Es que las últimas décadas han marcado, en la Argentina, la imposición de un preocupante paradigma colectivo: la pérdida de valoración de la responsabilidad como factor de éxito individual y cohesión social, así como el desprecio por el esfuerzo y el trabajo. La justificación de esta penosa decadencia de hábitos sociales sanos está íntimamente relacionada con la noción de placer inmediato como eje de la vida de los jóvenes. Y así, puede hablarse de una "cultura de la fiesta": cada vez más días de la semana aptos para la salida nocturna, extensión insólita del horario de permanencia de menores en la calle o en boliches nocturnos y "chupinas" colectivas -más la lamentable instauración de un día que las celebra- constituyen parte inevitable del retrato.
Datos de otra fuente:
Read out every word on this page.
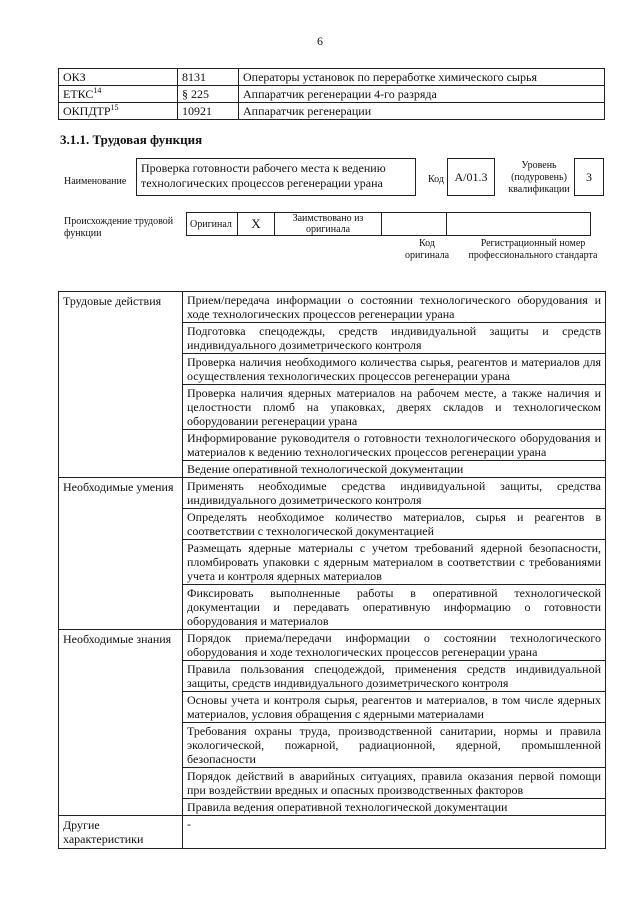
6
ОКЗ	8131	Операторы установок по переработке химического сырья
ЕТКС$^{14}$	§ 225	Аппаратчик регенерации 4-го разряда
ОКПДТР$^{15}$	10921	Аппаратчик регенерации
3.1.1. Трудовая функция
Наименование
Проверка готовности рабочего места к ведению технологических процессов регенерации урана	Код A/01.3
Уровень (подуровень) квалификации
3
Происхождение трудовой функции
Оригинал	X	Заимствовано из оригинала		
Код оригинала
Регистрационный номер профессионального стандарта
Трудовые действия	Прием/передача информации о состоянии технологического оборудования и ходе технологических процессов регенерации урана
	Подготовка спецодежды, средств индивидуальной защиты и средств индивидуального дозиметрического контроля
	Проверка наличия необходимого количества сырья, реагентов и материалов для осуществления технологических процессов регенерации урана
	Проверка наличия ядерных материалов на рабочем месте, а также наличия и целостности пломб на упаковках, дверях складов и технологическом оборудовании регенерации урана
	Информирование руководителя о готовности технологического оборудования и материалов к ведению технологических процессов регенерации урана
	Ведение оперативной технологической документации
Необходимые умения	Применять необходимые средства индивидуальной защиты, средства индивидуального дозиметрического контроля
	Определять необходимое количество материалов, сырья и реагентов в соответствии с технологической документацией
	Размещать ядерные материалы с учетом требований ядерной безопасности, пломбировать упаковки с ядерным материалом в соответствии с требованиями учета и контроля ядерных материалов
	Фиксировать выполненные работы в оперативной технологической документации и передавать оперативную информацию о готовности оборудования и материалов
Необходимые знания	Порядок приема/передачи информации о состоянии технологического оборудования и ходе технологических процессов регенерации урана
	Правила пользования спецодеждой, применения средств индивидуальной защиты, средств индивидуального дозиметрического контроля
	Основы учета и контроля сырья, реагентов и материалов, в том числе ядерных материалов, условия обращения с ядерными материалами
	Требования охраны труда, производственной санитарии, нормы и правила экологической, пожарной, радиационной, ядерной, промышленной безопасности
	Порядок действий в аварийных ситуациях, правила оказания первой помощи при воздействии вредных и опасных производственных факторов
	Правила ведения оперативной технологической документации
Другие характеристики	-
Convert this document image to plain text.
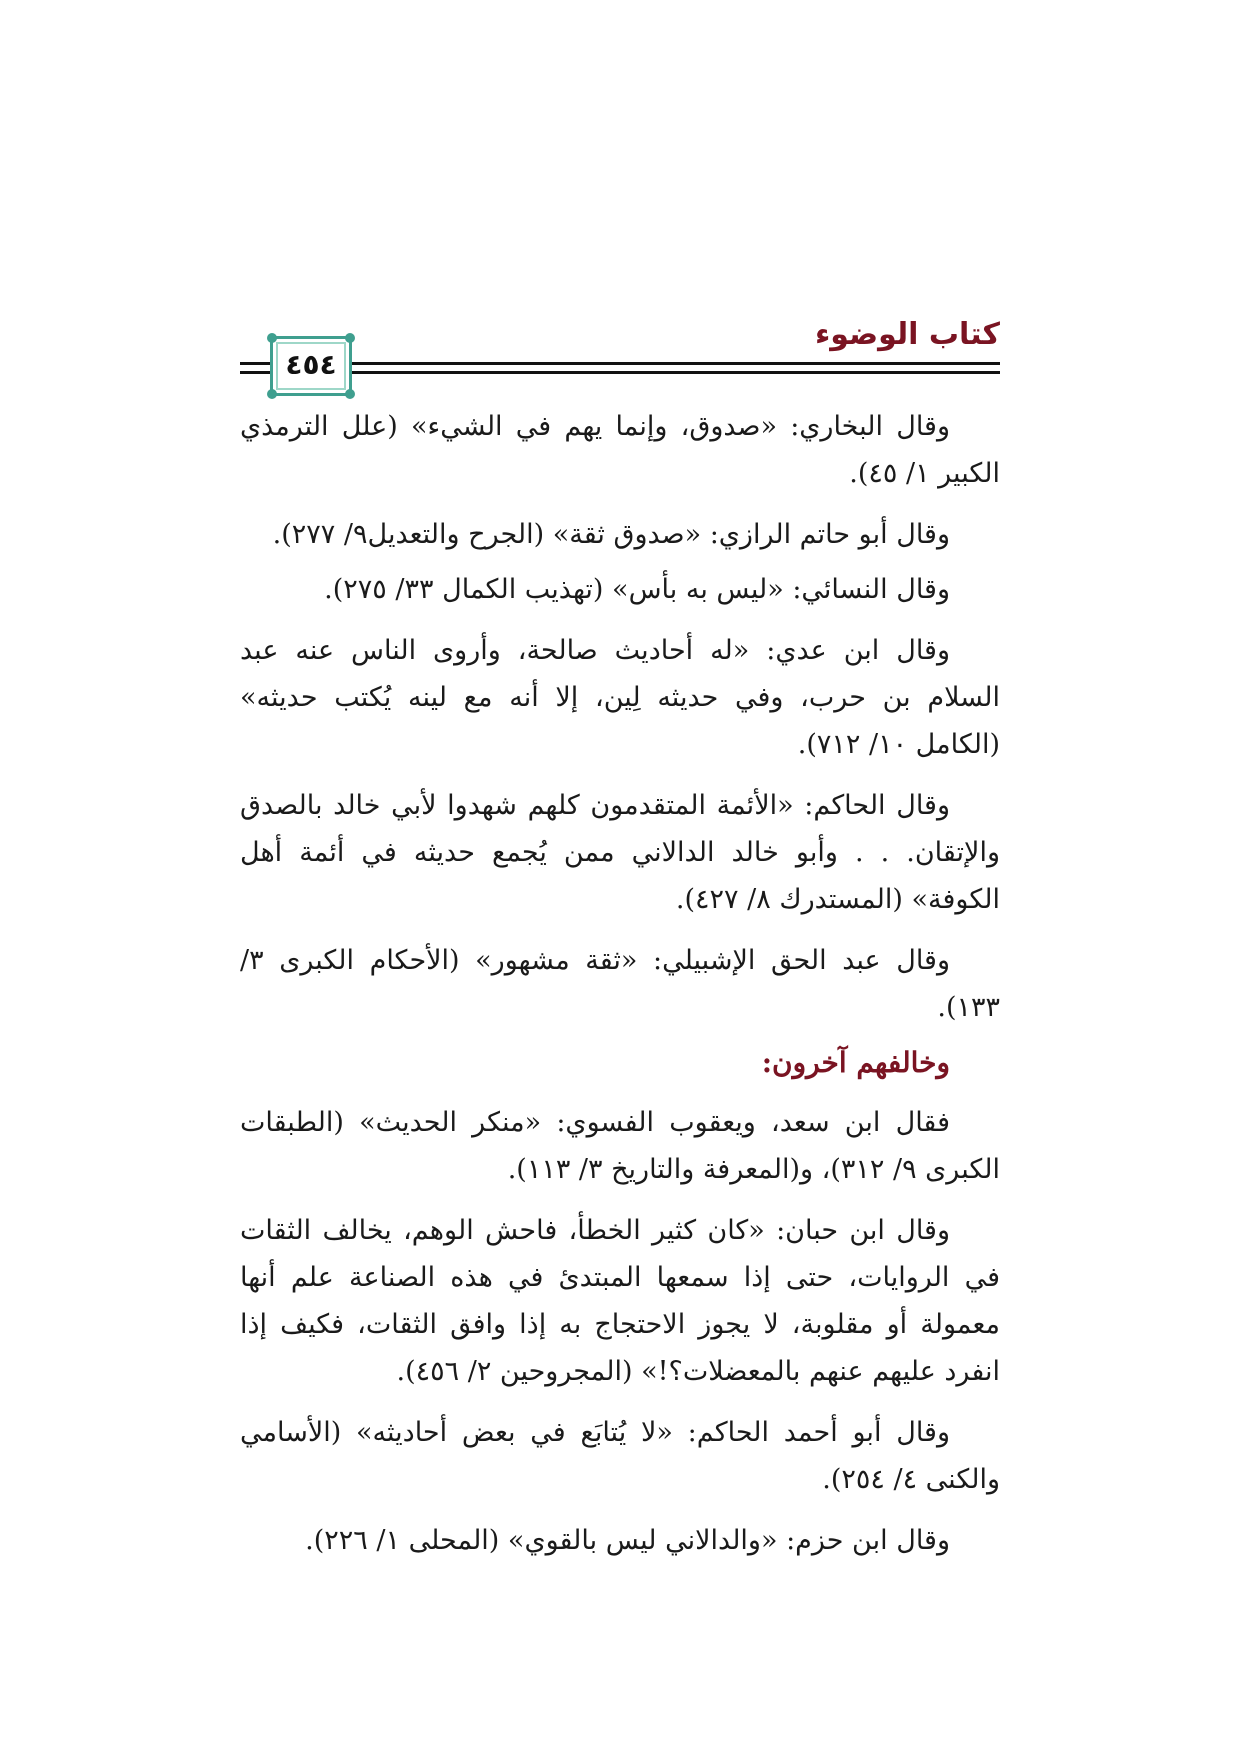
كتاب الوضوء
٤٥٤

وقال البخاري: «صدوق، وإنما يهم في الشيء» (علل الترمذي الكبير ١/ ٤٥).

وقال أبو حاتم الرازي: «صدوق ثقة» (الجرح والتعديل٩/ ٢٧٧).

وقال النسائي: «ليس به بأس» (تهذيب الكمال ٣٣/ ٢٧٥).

وقال ابن عدي: «له أحاديث صالحة، وأروى الناس عنه عبد السلام بن حرب، وفي حديثه لِين، إلا أنه مع لينه يُكتب حديثه» (الكامل ١٠/ ٧١٢).

وقال الحاكم: «الأئمة المتقدمون كلهم شهدوا لأبي خالد بالصدق والإتقان. . . وأبو خالد الدالاني ممن يُجمع حديثه في أئمة أهل الكوفة» (المستدرك ٨/ ٤٢٧).

وقال عبد الحق الإشبيلي: «ثقة مشهور» (الأحكام الكبرى ٣/ ١٣٣).

وخالفهم آخرون:

فقال ابن سعد، ويعقوب الفسوي: «منكر الحديث» (الطبقات الكبرى ٩/ ٣١٢)، و(المعرفة والتاريخ ٣/ ١١٣).

وقال ابن حبان: «كان كثير الخطأ، فاحش الوهم، يخالف الثقات في الروايات، حتى إذا سمعها المبتدئ في هذه الصناعة علم أنها معمولة أو مقلوبة، لا يجوز الاحتجاج به إذا وافق الثقات، فكيف إذا انفرد عليهم عنهم بالمعضلات؟!» (المجروحين ٢/ ٤٥٦).

وقال أبو أحمد الحاكم: «لا يُتابَع في بعض أحاديثه» (الأسامي والكنى ٤/ ٢٥٤).

وقال ابن حزم: «والدالاني ليس بالقوي» (المحلى ١/ ٢٢٦).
Si a este abanico se le agrega la preocupante tendencia al crecimiento que registra el consumo de alcohol y drogas entre los más jóvenes no resultará difícil pensar que se está en presencia de un barco que en demasiados casos navega a la deriva.

El saldo de la fiesta de la primavera fue por fortuna pacífico: prácticamente no se registraron hechos de violencia en la bucólica jornada. Pero se insiste en el telón de fondo que presenta tan agradable escenario: no es otro que la adoración del instante placentero y la entronización del ocio como objetivo supremo.

Ciertamente que la historia nacional de las últimas décadas en poco ha contribuido a estimular valores constructivos: el desencanto político -tan claramente plasmado en la consigna "que se vayan todos"-, el auge de la corrupción y el triunfo del individualismo durante los funestos noventa gestaron entre los chicos la sensación de que nada importaba y que por ende había, al menos, que pasarla bien. La sociedad no premiaba a los responsables y los trabajadores, que veían cómo sus ahorros de toda la vida se desvanecían en los bancos sin que nadie hiciera absolutamente nada. El mundo, estaba visto, no se podía cambiar: entonces, había que usufructuarlo.

Los últimos años parecen marcar un por ahora tibio intento de cambio de rumbo. Pero la conclusión a la que se llegue no debe pecar de superficialidad: el peligroso coctel de autoritarismo político, saqueo económico y descomposición social que devastó a la Argentina sólo podrá ser revertido mediante la reinstauración de parámetros culturales hoy olvidados o ridiculizados. La tarea será larga y dura, pero la fiesta debe quedar confinada al ámbito que le pertenece. De lo contrario, la sociedad nacional deberá pagar otra vez el elevado precio de la inmadurez, la imprevisión y el exitismo.